Leaders can make progress by mapping current and future skills, focusing training on core capabilities such as analytics interpretation and model awareness, updating performance measures and giving underwriters time to collaborate with specialist teams. These themes align with guidance in Eliot Partnership’s ‘How to Build a Smarter Leadership Assessment Strategy.’
Leadership, Culture and Governance
Strong leadership is essential. Underwriters need to feel that automation supports them. Leaders should show interest in model outputs, performance dashboards and new data sources, and take the time to ask the right questions.
AI also brings new governance responsibilities. Academic research highlights concerns around model bias and fairness in data-heavy underwriting.
Source: https://arxiv.org/abs/2401.11892
Boards must understand how models are tested, how override rules work, how bias is monitored and how data lineage is tracked. This requires leaders who understand the mix of underwriting and technology, not only one side of the equation.

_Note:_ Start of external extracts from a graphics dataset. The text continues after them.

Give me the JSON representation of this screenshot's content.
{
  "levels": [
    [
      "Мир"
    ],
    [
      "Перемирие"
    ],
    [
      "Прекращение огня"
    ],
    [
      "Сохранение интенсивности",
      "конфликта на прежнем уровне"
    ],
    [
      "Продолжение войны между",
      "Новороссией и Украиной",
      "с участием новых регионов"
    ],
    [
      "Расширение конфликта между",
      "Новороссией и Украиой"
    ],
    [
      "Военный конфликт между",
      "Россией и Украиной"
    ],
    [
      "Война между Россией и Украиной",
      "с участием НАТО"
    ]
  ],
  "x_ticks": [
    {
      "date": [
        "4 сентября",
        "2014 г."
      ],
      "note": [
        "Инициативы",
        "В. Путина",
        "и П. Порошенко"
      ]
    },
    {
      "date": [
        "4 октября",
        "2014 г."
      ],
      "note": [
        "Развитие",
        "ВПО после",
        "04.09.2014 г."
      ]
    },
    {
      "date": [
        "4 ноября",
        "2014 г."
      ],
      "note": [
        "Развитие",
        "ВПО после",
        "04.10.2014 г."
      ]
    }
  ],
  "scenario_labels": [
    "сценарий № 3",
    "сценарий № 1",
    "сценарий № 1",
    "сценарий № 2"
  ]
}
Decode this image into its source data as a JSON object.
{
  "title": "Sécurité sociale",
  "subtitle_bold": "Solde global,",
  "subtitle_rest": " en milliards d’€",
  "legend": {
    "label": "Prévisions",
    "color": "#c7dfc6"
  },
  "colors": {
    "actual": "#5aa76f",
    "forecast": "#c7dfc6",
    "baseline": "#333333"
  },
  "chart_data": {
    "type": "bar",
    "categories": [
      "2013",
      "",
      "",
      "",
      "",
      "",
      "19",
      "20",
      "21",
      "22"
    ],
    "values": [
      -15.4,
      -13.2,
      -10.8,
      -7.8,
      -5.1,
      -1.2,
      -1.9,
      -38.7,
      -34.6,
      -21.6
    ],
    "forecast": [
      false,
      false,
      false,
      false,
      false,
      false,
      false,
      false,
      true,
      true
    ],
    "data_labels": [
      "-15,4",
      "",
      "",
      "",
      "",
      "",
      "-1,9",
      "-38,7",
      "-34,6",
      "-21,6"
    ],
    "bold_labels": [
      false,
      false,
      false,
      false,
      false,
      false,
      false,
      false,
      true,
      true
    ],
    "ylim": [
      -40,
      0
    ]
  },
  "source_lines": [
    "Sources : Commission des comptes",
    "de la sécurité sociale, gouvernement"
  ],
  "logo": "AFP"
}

Cross-functional work is another essential factor. Strong underwriting decisions increasingly depend on collaboration with actuaries, engineers, data scientists and distribution teams. Carriers that support this way of working gain more value from their technology investments.
What Boards and Executives Must Prioritise
Workforce planning must match the pace of AI adoption. McKinsey notes that small adjustments are not enough when workflows change at a rapid pace.
Boards should evaluate whether they have a clear plan for hybrid roles, whether training budgets align with transformation goals and whether leadership assessment tools have been updated. Underwriting talent is central to risk-taking, and leadership profiles must reflect a mix of underwriting, data and change experience.
Succession planning also needs attention. The CUO of the future will require experience in risk, pricing, analytics awareness and the ability to lead multi-team work. Updating leadership frameworks now ensures long-term resilience.
Underwriting in 2030
McKinsey forecasts that AI will be deeply embedded across underwriting, pricing and claims. Human judgement will still play a central role. Complex risks, broker relationships, exceptions and portfolio steering all require decisions that cannot be automated.
New underwriting career paths are likely to appear, including automation leadership roles, portfolio data specialists or analysts who sit between product, pricing and underwriting. These roles show how underwriting is widening rather than shrinking.
As AI tools become more common across the industry, talent becomes the differentiator. Carriers that invest early in hybrid underwriting teams will gain the greatest advantage in accuracy, speed and client experience.
Conclusion
AI and automation are reshaping underwriting, but the most important changes relate to people. Carriers need underwriters who understand both risk and data, and leaders who can guide teams through change. Boards must update succession plans and governance frameworks to reflect new responsibilities.
Underwriting will remain a strategic advantage for insurers who invest in skills, ambition, and capability. The future belongs to hybrid underwriting teams, and the time to prepare is now.